INVENTÁRIO DOS BENS ESSENCIAIS –

Vivo o desconforto e a nostalgia de mim mesmo ao me deparar com o sonho dos meus vinte anos que a idade madura não confirmou. Sinto-me disperso, irrealizado, quando retorno às minhas origens telúricas. A meta de trazer o passado ao presente, reconstruí-lo pela palavra e pensamento a fim de reconquistar a minha auto-estima, parece-me uma tarefa hercúlea porque constato que o personagem não sou eu mas, sobretudo, o tempo. Deduzo que, precisaria recriar os fatos e renascer as pessoas. Verifico que sou o resultado de todas as convivências e acontecimentos afins do passado. Por isso, o vácuo e a irritação me arrastam ao entendimento inconcluso de que tudo foi ilusão e fantasia, ou infecção sentimental.

Mas, o patrimônio existencial da terceira idade, onde a memória olfativa, a auditiva e, principalmente, a visual, procuram restituir-me o universo perdido das fases inaugurais da vida. Aquela lua cheia, por exemplo, vista do cais do rio Jundiaí em Macaíba, como se estivesse pendurada por fios invisíveis, atrás dos coqueiros e eucaliptos, infundia-me na adolescência, negro mistério do tempo da colonização dos escravos, índios e colonos, de escuridão e medo, como se as fases da lua chegassem naquele tempo por édito imperial.
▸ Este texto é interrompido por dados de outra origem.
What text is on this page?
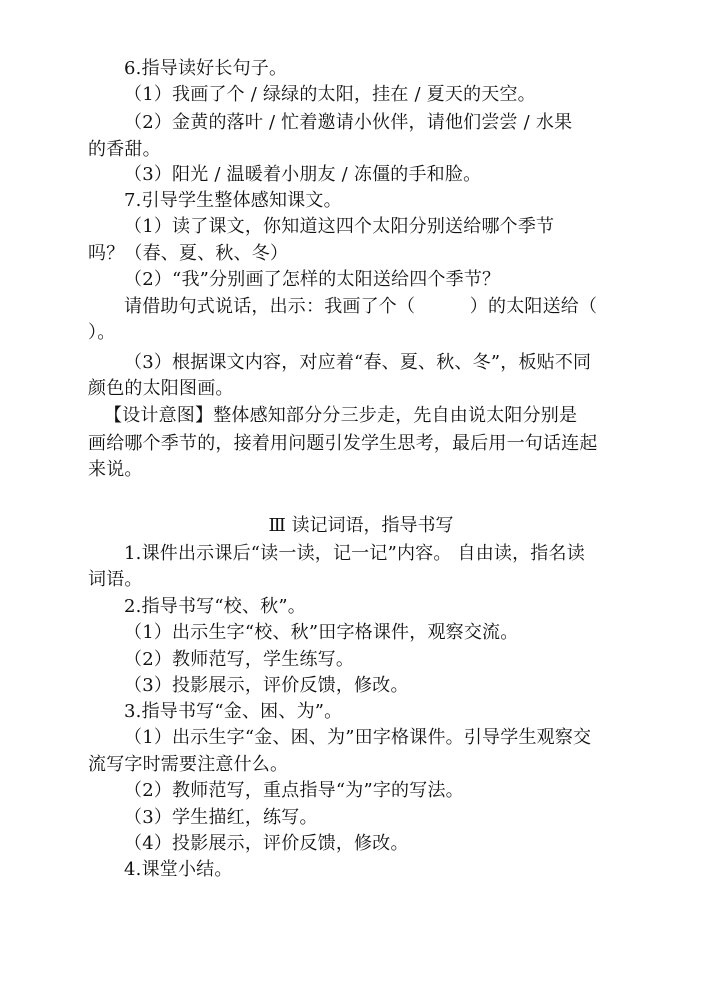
6.指导读好长句子。
（1）我画了个 / 绿绿的太阳，挂在 / 夏天的天空。
（2）金黄的落叶 / 忙着邀请小伙伴，请他们尝尝 / 水果
的香甜。
（3）阳光 / 温暖着小朋友 / 冻僵的手和脸。
7.引导学生整体感知课文。
（1）读了课文，你知道这四个太阳分别送给哪个季节
吗？（春、夏、秋、冬）
（2）“我”分别画了怎样的太阳送给四个季节？
请借助句式说话，出示：我画了个（　　　）的太阳送给（
）。
（3）根据课文内容，对应着“春、夏、秋、冬”，板贴不同
颜色的太阳图画。
【设计意图】整体感知部分分三步走，先自由说太阳分别是
画给哪个季节的，接着用问题引发学生思考，最后用一句话连起
来说。
Ⅲ 读记词语，指导书写
1.课件出示课后“读一读，记一记”内容。 自由读，指名读
词语。
2.指导书写“校、秋”。
（1）出示生字“校、秋”田字格课件，观察交流。
（2）教师范写，学生练写。
（3）投影展示，评价反馈，修改。
3.指导书写“金、困、为”。
（1）出示生字“金、困、为”田字格课件。引导学生观察交
流写字时需要注意什么。
（2）教师范写，重点指导“为”字的写法。
（3）学生描红，练写。
（4）投影展示，评价反馈，修改。
4.课堂小结。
Como me perco na contemplação do Solar do Ferreiro Torto e os seus sortilégios de poder, carne, cobiça e paixão. E a descortinação surpreendente do Solar dos Guarapes. Quantas perguntas insaciadas não existem sobre o que ocorreu ali? Os seus fantasmas que subiam e desciam a colina sob a batuta do senhor de engenho numa cosmovisão ora polêmica, ora lírica, dentro do abismo da memória?  “Tu não mudas o mundo. Mas o mundo te muda”. Talvez essa frase de Otto Lara Rezende explique e me convença que o futuro nada tenha a ver comigo, porque o passado está mais presente em mim do que o próprio presente.

Em cada rua onde passo em minha terra natal, revisito os mortos na lembrança tentando reconstituir os fatos com os quais dividi o tempo. Adquiri o hábito de rezar por quase todos eles, todas as noites. Faço-os prolongar no meu convívio pela relembrança. Para mim o chão dos antepassados é sagrado, mesmo que estejam sepultados nele resquícios enferrujados e rangentes de um perdido fausto. Macaíba, mesmo debilitada pela decadência física, da feição das fisionomias de ontem e das coisas, o que mais me dói nela é o sumiço das boas mentalidades e dos antigos costumes, como se fosse hoje um porão cheio de escuro oblívio, melancolia e solidão. Nostalgias, nada mais. Apenas, inventário dos bens essenciais.

Por fim, digo como um poeta “que revolvendo o passado, é que se encontra a palavra que envolve a unidade do gênero humano”. Nesses tempos agitados, de assaltos, homicídios, que ultrapassam estatísticas criminais, só nos resta assumir o compromisso com o imponderável e repetir sempre que só o “amor pode ler o que está escrito nas mais remotas estrelas”, no dizer de Wilde, que era místico na arte, na vida e na natureza. Tudo está suspenso no ar. Fora da vida pública procuro ser feliz e calmo para ser livre e isento, sem aspirações maiores, além do sonho vivido.

Interessa-me ser simples, sombra e luz, palmilhando ainda na casa dos oitenta, afanosos instantes de profundidade vital.